With two basic options on the table — to rush in or take a measured approach — it might seem like an easy choice. Making the right call in a real-world scenario is not always simple, retired police Capt. Ashley Heiberger told the New York Times.
“It’s very incident-specific. There’s not usually a perfect answer, because there are disadvantages to the best plan,” Heiberger said. “Most agency policy likely does not require you to go on a suicide mission. But I would think that most officers would feel a moral obligation — protecting lives is your highest duty.”
‘No obligation to put your life at risk’
Whichever decision is made, there’s a chance of dead officers. The training and tactics highlight the gap between what police are legally required to do, and what they actually do, the risks they’re expected to accept.
“There is no obligation to put your life at risk and to go in there,” Nhan said. “You can get fired for not protecting people, but it doesn’t mean you’re in legal hot water.”
But what’s legally required and what’s ethically right are two different things. Nhan is doubtful the officers in Uvalde had the public duty doctrine on their minds.
“There’s two worlds.

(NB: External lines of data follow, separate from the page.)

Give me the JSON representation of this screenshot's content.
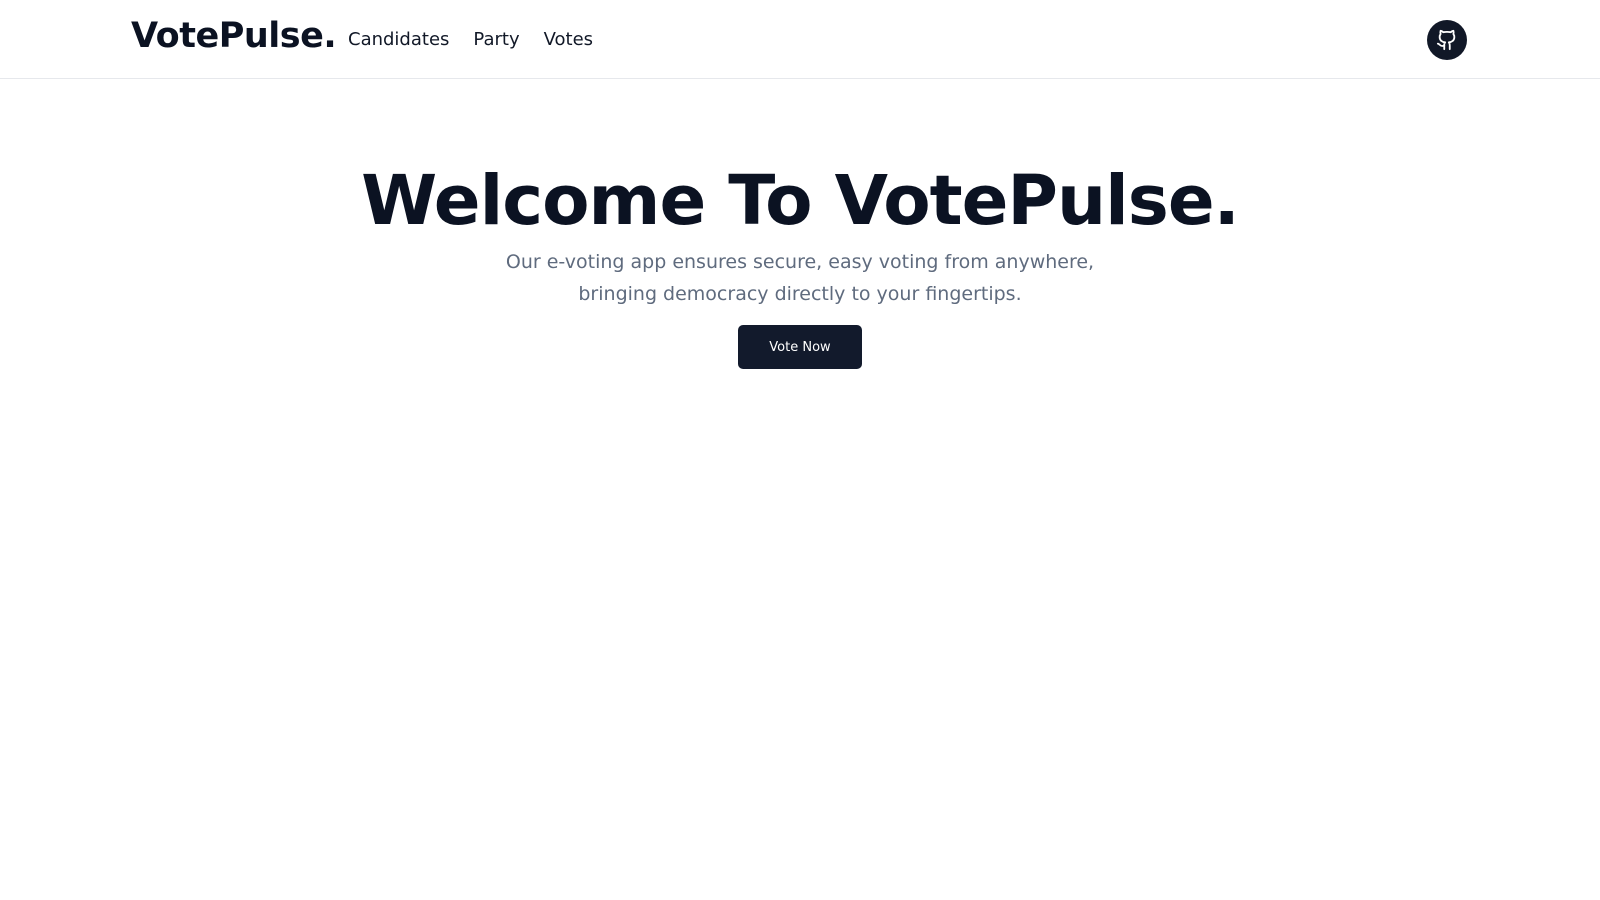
{
  "navbar": {
    "brand": "VotePulse.",
    "links": [
      {
        "label": "Candidates"
      },
      {
        "label": "Party"
      },
      {
        "label": "Votes"
      }
    ],
    "github_icon": "github-icon"
  },
  "hero": {
    "title": "Welcome To VotePulse.",
    "subtitle": "Our e-voting app ensures secure, easy voting from anywhere, bringing democracy directly to your fingertips.",
    "cta_label": "Vote Now"
  },
  "colors": {
    "primary": "#121a2c",
    "text": "#0b1222",
    "muted": "#5f6b7e",
    "border": "#e6e8ec"
  }
}
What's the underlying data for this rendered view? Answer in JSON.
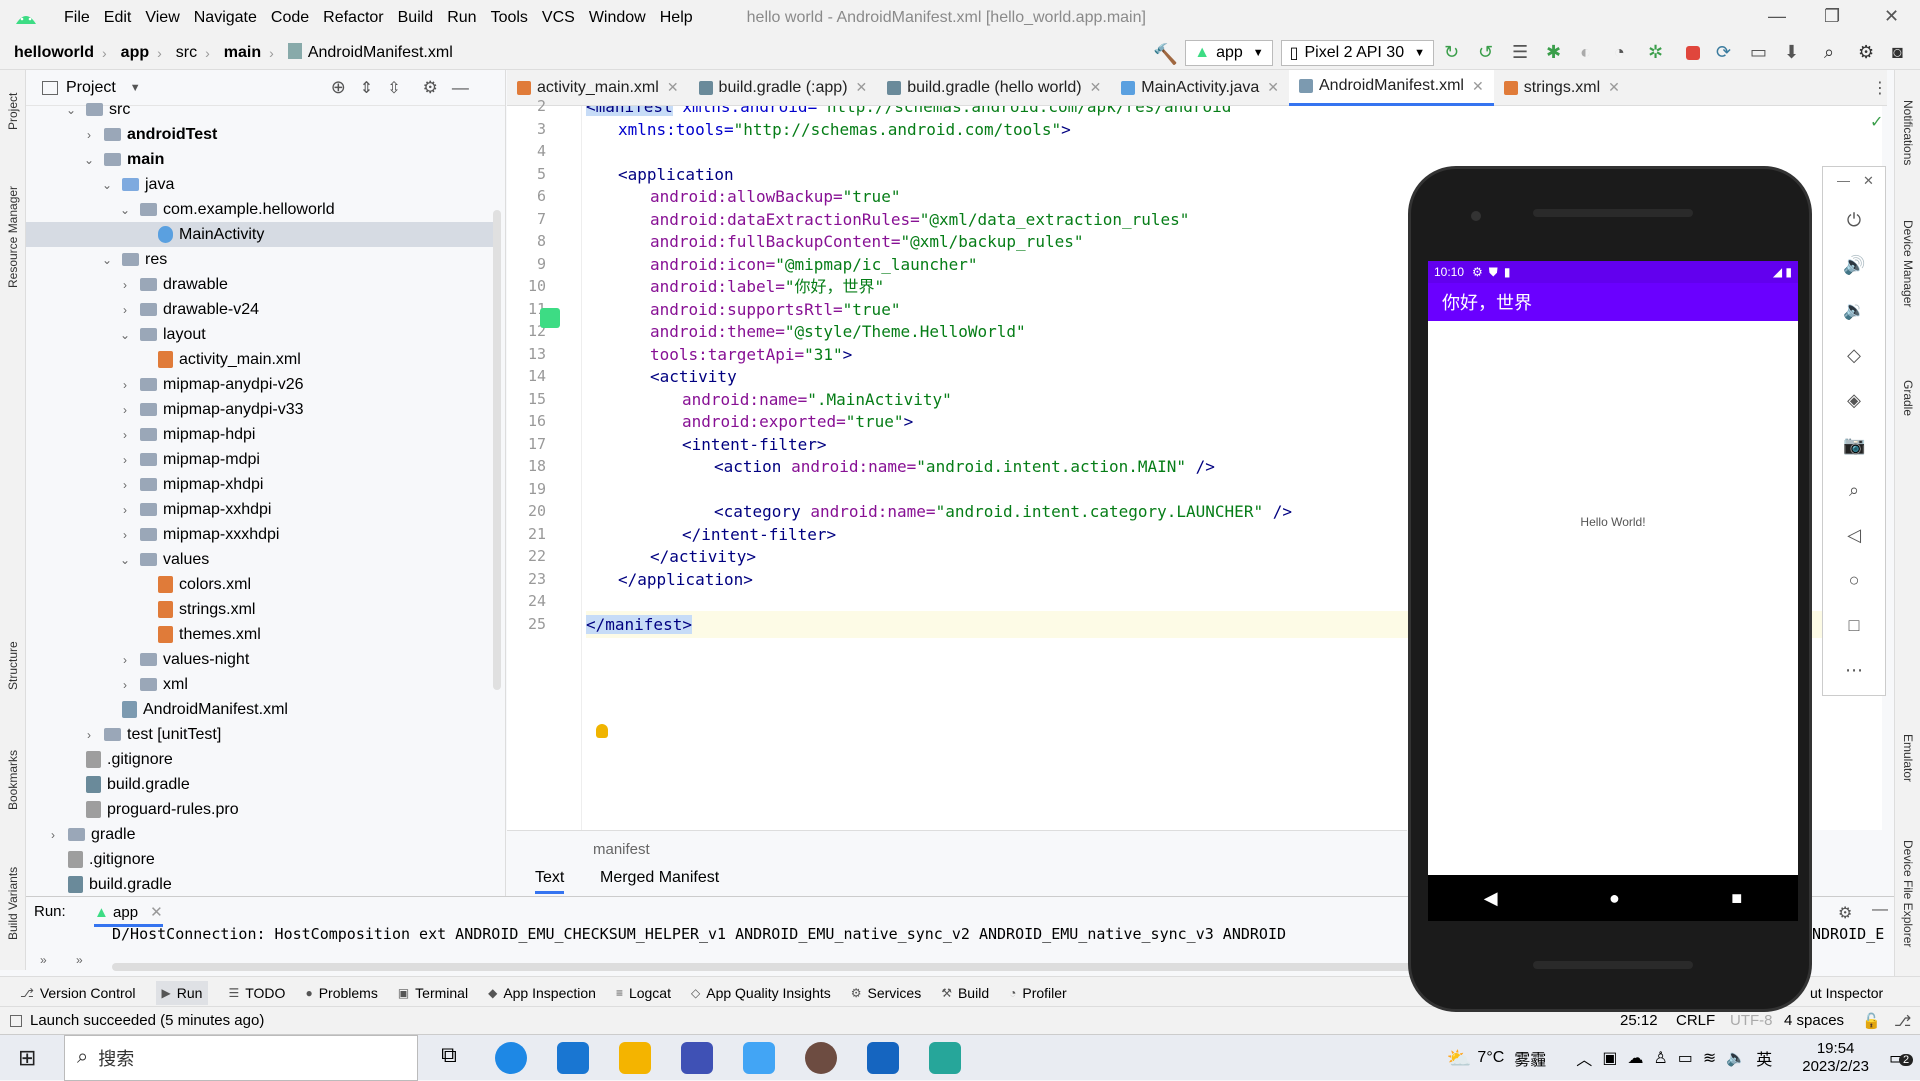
{
  "menu": {
    "items": [
      "File",
      "Edit",
      "View",
      "Navigate",
      "Code",
      "Refactor",
      "Build",
      "Run",
      "Tools",
      "VCS",
      "Window",
      "Help"
    ],
    "window_title": "hello world - AndroidManifest.xml [hello_world.app.main]"
  },
  "breadcrumb": [
    "helloworld",
    "app",
    "src",
    "main",
    "AndroidManifest.xml"
  ],
  "toolbar": {
    "run_config": "app",
    "device": "Pixel 2 API 30"
  },
  "project_panel": {
    "title": "Project",
    "tree": [
      {
        "label": "src",
        "indent": 0,
        "arrow": "open"
      },
      {
        "label": "androidTest",
        "indent": 1,
        "arrow": "closed",
        "bold": true
      },
      {
        "label": "main",
        "indent": 1,
        "arrow": "open",
        "bold": true
      },
      {
        "label": "java",
        "indent": 2,
        "arrow": "open",
        "blue": true
      },
      {
        "label": "com.example.helloworld",
        "indent": 3,
        "arrow": "open"
      },
      {
        "label": "MainActivity",
        "indent": 4,
        "type": "class",
        "selected": true
      },
      {
        "label": "res",
        "indent": 2,
        "arrow": "open"
      },
      {
        "label": "drawable",
        "indent": 3,
        "arrow": "closed"
      },
      {
        "label": "drawable-v24",
        "indent": 3,
        "arrow": "closed"
      },
      {
        "label": "layout",
        "indent": 3,
        "arrow": "open"
      },
      {
        "label": "activity_main.xml",
        "indent": 4,
        "type": "xml"
      },
      {
        "label": "mipmap-anydpi-v26",
        "indent": 3,
        "arrow": "closed"
      },
      {
        "label": "mipmap-anydpi-v33",
        "indent": 3,
        "arrow": "closed"
      },
      {
        "label": "mipmap-hdpi",
        "indent": 3,
        "arrow": "closed"
      },
      {
        "label": "mipmap-mdpi",
        "indent": 3,
        "arrow": "closed"
      },
      {
        "label": "mipmap-xhdpi",
        "indent": 3,
        "arrow": "closed"
      },
      {
        "label": "mipmap-xxhdpi",
        "indent": 3,
        "arrow": "closed"
      },
      {
        "label": "mipmap-xxxhdpi",
        "indent": 3,
        "arrow": "closed"
      },
      {
        "label": "values",
        "indent": 3,
        "arrow": "open"
      },
      {
        "label": "colors.xml",
        "indent": 4,
        "type": "xml"
      },
      {
        "label": "strings.xml",
        "indent": 4,
        "type": "xml"
      },
      {
        "label": "themes.xml",
        "indent": 4,
        "type": "xml"
      },
      {
        "label": "values-night",
        "indent": 3,
        "arrow": "closed"
      },
      {
        "label": "xml",
        "indent": 3,
        "arrow": "closed"
      },
      {
        "label": "AndroidManifest.xml",
        "indent": 2,
        "type": "manifest"
      },
      {
        "label": "test [unitTest]",
        "indent": 1,
        "arrow": "closed"
      },
      {
        "label": ".gitignore",
        "indent": 0,
        "type": "file"
      },
      {
        "label": "build.gradle",
        "indent": 0,
        "type": "gradle"
      },
      {
        "label": "proguard-rules.pro",
        "indent": 0,
        "type": "file"
      },
      {
        "label": "gradle",
        "indent": -1,
        "arrow": "closed"
      },
      {
        "label": ".gitignore",
        "indent": -1,
        "type": "file"
      },
      {
        "label": "build.gradle",
        "indent": -1,
        "type": "gradle"
      }
    ]
  },
  "editor_tabs": [
    {
      "label": "activity_main.xml",
      "active": false
    },
    {
      "label": "build.gradle (:app)",
      "active": false
    },
    {
      "label": "build.gradle (hello world)",
      "active": false
    },
    {
      "label": "MainActivity.java",
      "active": false
    },
    {
      "label": "AndroidManifest.xml",
      "active": true
    },
    {
      "label": "strings.xml",
      "active": false
    }
  ],
  "code_lines": [
    {
      "n": 2,
      "indent": 0,
      "parts": [
        [
          "hl-tag",
          "<manifest"
        ],
        [
          "t-attr",
          " xmlns:android="
        ],
        [
          "t-str",
          "\"http://schemas.android.com/apk/res/android\""
        ]
      ]
    },
    {
      "n": 3,
      "indent": 1,
      "parts": [
        [
          "t-attr",
          "xmlns:tools="
        ],
        [
          "t-str",
          "\"http://schemas.android.com/tools\""
        ],
        [
          "t-tag",
          ">"
        ]
      ]
    },
    {
      "n": 4,
      "indent": 0,
      "parts": []
    },
    {
      "n": 5,
      "indent": 1,
      "parts": [
        [
          "t-tag",
          "<application"
        ]
      ]
    },
    {
      "n": 6,
      "indent": 2,
      "parts": [
        [
          "t-attr2",
          "android:allowBackup="
        ],
        [
          "t-str",
          "\"true\""
        ]
      ]
    },
    {
      "n": 7,
      "indent": 2,
      "parts": [
        [
          "t-attr2",
          "android:dataExtractionRules="
        ],
        [
          "t-str",
          "\"@xml/data_extraction_rules\""
        ]
      ]
    },
    {
      "n": 8,
      "indent": 2,
      "parts": [
        [
          "t-attr2",
          "android:fullBackupContent="
        ],
        [
          "t-str",
          "\"@xml/backup_rules\""
        ]
      ]
    },
    {
      "n": 9,
      "indent": 2,
      "parts": [
        [
          "t-attr2",
          "android:icon="
        ],
        [
          "t-str",
          "\"@mipmap/ic_launcher\""
        ]
      ]
    },
    {
      "n": 10,
      "indent": 2,
      "parts": [
        [
          "t-attr2",
          "android:label="
        ],
        [
          "t-str",
          "\"你好，世界\""
        ]
      ]
    },
    {
      "n": 11,
      "indent": 2,
      "parts": [
        [
          "t-attr2",
          "android:supportsRtl="
        ],
        [
          "t-str",
          "\"true\""
        ]
      ]
    },
    {
      "n": 12,
      "indent": 2,
      "parts": [
        [
          "t-attr2",
          "android:theme="
        ],
        [
          "t-str",
          "\"@style/Theme.HelloWorld\""
        ]
      ]
    },
    {
      "n": 13,
      "indent": 2,
      "parts": [
        [
          "t-attr2",
          "tools:targetApi="
        ],
        [
          "t-str",
          "\"31\""
        ],
        [
          "t-tag",
          ">"
        ]
      ]
    },
    {
      "n": 14,
      "indent": 2,
      "parts": [
        [
          "t-tag",
          "<activity"
        ]
      ]
    },
    {
      "n": 15,
      "indent": 3,
      "parts": [
        [
          "t-attr2",
          "android:name="
        ],
        [
          "t-str",
          "\".MainActivity\""
        ]
      ]
    },
    {
      "n": 16,
      "indent": 3,
      "parts": [
        [
          "t-attr2",
          "android:exported="
        ],
        [
          "t-str",
          "\"true\""
        ],
        [
          "t-tag",
          ">"
        ]
      ]
    },
    {
      "n": 17,
      "indent": 3,
      "parts": [
        [
          "t-tag",
          "<intent-filter>"
        ]
      ]
    },
    {
      "n": 18,
      "indent": 4,
      "parts": [
        [
          "t-tag",
          "<action "
        ],
        [
          "t-attr2",
          "android:name="
        ],
        [
          "t-str",
          "\"android.intent.action.MAIN\""
        ],
        [
          "t-tag",
          " />"
        ]
      ]
    },
    {
      "n": 19,
      "indent": 0,
      "parts": []
    },
    {
      "n": 20,
      "indent": 4,
      "parts": [
        [
          "t-tag",
          "<category "
        ],
        [
          "t-attr2",
          "android:name="
        ],
        [
          "t-str",
          "\"android.intent.category.LAUNCHER\""
        ],
        [
          "t-tag",
          " />"
        ]
      ]
    },
    {
      "n": 21,
      "indent": 3,
      "parts": [
        [
          "t-tag",
          "</intent-filter>"
        ]
      ]
    },
    {
      "n": 22,
      "indent": 2,
      "parts": [
        [
          "t-tag",
          "</activity>"
        ]
      ]
    },
    {
      "n": 23,
      "indent": 1,
      "parts": [
        [
          "t-tag",
          "</application>"
        ]
      ]
    },
    {
      "n": 24,
      "indent": 0,
      "parts": []
    },
    {
      "n": 25,
      "indent": 0,
      "parts": [
        [
          "hl-tag",
          "</manifest>"
        ]
      ]
    }
  ],
  "editor_bottom": {
    "breadcrumb": "manifest",
    "tab_text": "Text",
    "tab_merged": "Merged Manifest"
  },
  "run_panel": {
    "label": "Run:",
    "config": "app",
    "log_line": "D/HostConnection: HostComposition ext ANDROID_EMU_CHECKSUM_HELPER_v1 ANDROID_EMU_native_sync_v2 ANDROID_EMU_native_sync_v3 ANDROID",
    "log_tail": "NDROID_E"
  },
  "bottom_tools": [
    "Version Control",
    "Run",
    "TODO",
    "Problems",
    "Terminal",
    "App Inspection",
    "Logcat",
    "App Quality Insights",
    "Services",
    "Build",
    "Profiler"
  ],
  "bottom_tools_right": "ut Inspector",
  "status": {
    "message": "Launch succeeded (5 minutes ago)",
    "position": "25:12",
    "line_sep": "CRLF",
    "encoding": "UTF-8",
    "indent": "4 spaces"
  },
  "left_strip": [
    "Project",
    "Resource Manager",
    "Structure",
    "Bookmarks",
    "Build Variants"
  ],
  "right_strip": [
    "Notifications",
    "Device Manager",
    "Gradle",
    "Emulator",
    "Device File Explorer"
  ],
  "phone": {
    "time": "10:10",
    "app_title": "你好，世界",
    "text": "Hello World!"
  },
  "taskbar": {
    "search_placeholder": "搜索",
    "weather": "7°C",
    "weather_desc": "雾霾",
    "ime": "英",
    "time": "19:54",
    "date": "2023/2/23",
    "notifications": "2"
  },
  "colors": {
    "accent": "#3574f0",
    "phone_bar": "#6200ee"
  }
}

There’s the legal world. And the other, which is having to do more with culture and policy,” Nhan said.
The drive to protect and serve align with the latter, he said, and this has a stronger influence on how officers act than the public duty doctrine does. Simply put, while the law doesn’t demand that cops protect and serve, most officers want to and are encouraged to.
Going through the academy, “we didn’t even think about it,” Nhan said, referring to the public duty doctrine. “The thought never came up.”
Now that professor Nhan is an officer himself, he feels a personal and ethical obligation to take action were the worst to happen on campus.
“If there’s an active shooter, I can’t just hole up in my office anymore,” he said. “Now I have to protect people, I have to go out there.”
But it’s easy to be brave in training scenarios, Nhan said.
The adrenaline is real, but instead of bullets, there are BBs, and the stakes are as high as your imagination allows.
“It seems real but you know it’s not real,” he said.
“Ask any officer and they’ll say ‘I would go in and I would shoot the guy.’ But the honest truth is nobody really knows until they are put into that situation.”